Samantha took dance class this year, and when no one was peeking through the window, she would dance. During the Christmas show, as parents sat in chairs around the side of the room, she ran to my lap and hid her face, snuggling into my arms. This spring she returned her costume to her teacher and chose not to dance in the recital. When a little girl returns a sequined outfit with matching gloves and the opportunity to wear makeup…something is up. In fear that someone might notice her, she held herself back, and she missed the fun.

Samantha met a little girl a few weeks later who was finishing kindergarten. She had a cool watch and could do cartwheels. She flipped her hair and made exaggerated expressions when she told stories, and I could see it in Samantha’s big green eyes…she saw unrestrained joy and possibility. As a band played at a party later that night, her friend did her amazing cartwheels, and Samantha brought out a chair and did donkey kicks. They were as incredible as they sound, and she did a lot of them…like a hundred.

This week I noticed it again as Sam tried gymnastics: she skipped around the gym and fell on her head so many times I thought she was going to leave with a concussion trying to learn to cartwheel, but she came prancing out experiencing pure joy. I was watching, as were fifty other parents.

What was the difference between the dance class, the donkey kick dance floor, and the gymnasium?

I think it was the mirrors.

At the party and in gymnastics, she was feeling uniquely herself, but the mirrors in the dance class said, “This is me…this is what you see…is it enough?”

Do you know when she was the most beautiful? Not when she was in her ballerina outfit.

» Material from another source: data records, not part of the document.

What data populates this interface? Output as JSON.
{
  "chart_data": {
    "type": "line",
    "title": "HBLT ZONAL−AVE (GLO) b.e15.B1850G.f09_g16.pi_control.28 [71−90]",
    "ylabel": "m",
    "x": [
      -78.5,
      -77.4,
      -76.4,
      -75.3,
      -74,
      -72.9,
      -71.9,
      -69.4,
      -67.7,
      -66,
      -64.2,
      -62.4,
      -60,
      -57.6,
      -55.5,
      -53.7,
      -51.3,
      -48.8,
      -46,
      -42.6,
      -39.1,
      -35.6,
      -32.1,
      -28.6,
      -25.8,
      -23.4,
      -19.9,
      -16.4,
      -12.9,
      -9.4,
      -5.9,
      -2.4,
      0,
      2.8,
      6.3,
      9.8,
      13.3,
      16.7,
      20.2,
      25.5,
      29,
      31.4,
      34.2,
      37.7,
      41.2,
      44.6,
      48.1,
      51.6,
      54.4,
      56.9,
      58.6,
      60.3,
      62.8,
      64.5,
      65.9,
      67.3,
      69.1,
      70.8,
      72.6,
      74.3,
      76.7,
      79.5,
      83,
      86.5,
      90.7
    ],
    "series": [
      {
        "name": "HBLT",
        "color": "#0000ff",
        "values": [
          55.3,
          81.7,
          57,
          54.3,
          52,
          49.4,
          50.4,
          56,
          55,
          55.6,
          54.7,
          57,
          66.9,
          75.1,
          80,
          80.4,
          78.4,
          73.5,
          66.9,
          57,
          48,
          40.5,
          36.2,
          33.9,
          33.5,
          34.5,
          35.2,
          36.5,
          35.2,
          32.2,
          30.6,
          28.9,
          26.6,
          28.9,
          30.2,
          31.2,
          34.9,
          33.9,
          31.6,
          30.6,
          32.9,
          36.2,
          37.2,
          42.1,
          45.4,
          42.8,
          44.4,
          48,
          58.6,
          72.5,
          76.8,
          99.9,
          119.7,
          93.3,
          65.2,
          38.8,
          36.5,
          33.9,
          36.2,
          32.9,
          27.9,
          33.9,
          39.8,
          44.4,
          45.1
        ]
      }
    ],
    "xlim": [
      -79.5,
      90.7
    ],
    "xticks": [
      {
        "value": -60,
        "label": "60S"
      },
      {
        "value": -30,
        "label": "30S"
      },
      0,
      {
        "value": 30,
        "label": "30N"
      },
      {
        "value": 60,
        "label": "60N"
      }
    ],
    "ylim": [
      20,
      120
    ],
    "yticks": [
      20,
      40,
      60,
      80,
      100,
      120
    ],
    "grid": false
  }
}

She was most beautiful when she was living free of her own self-judging gaze.

It makes me think about the summer ahead. We have to turn the mirrors around this summer. Let’s dance in the rain with our kids, swim under the water and look at their big eyes through their goggles, learn the crazy handshakes, and live free of our own judgment…donkey kicks on the dance floor.

What Samantha saw in that little girl’s eyes over the weekend gave her a glimpse of living not held back by herself. The reality is that in our insecurity, we may be restraining the joy that we get to experience.

Do you know what’s pretty? Happy is pretty. Joyful is pretty. Present is pretty. Envision the mom you want to be this summer and be her, mirrors turned around. Joy and possibility lay ahead, free of self-judgement. It’s a mindset. Grab it and live free.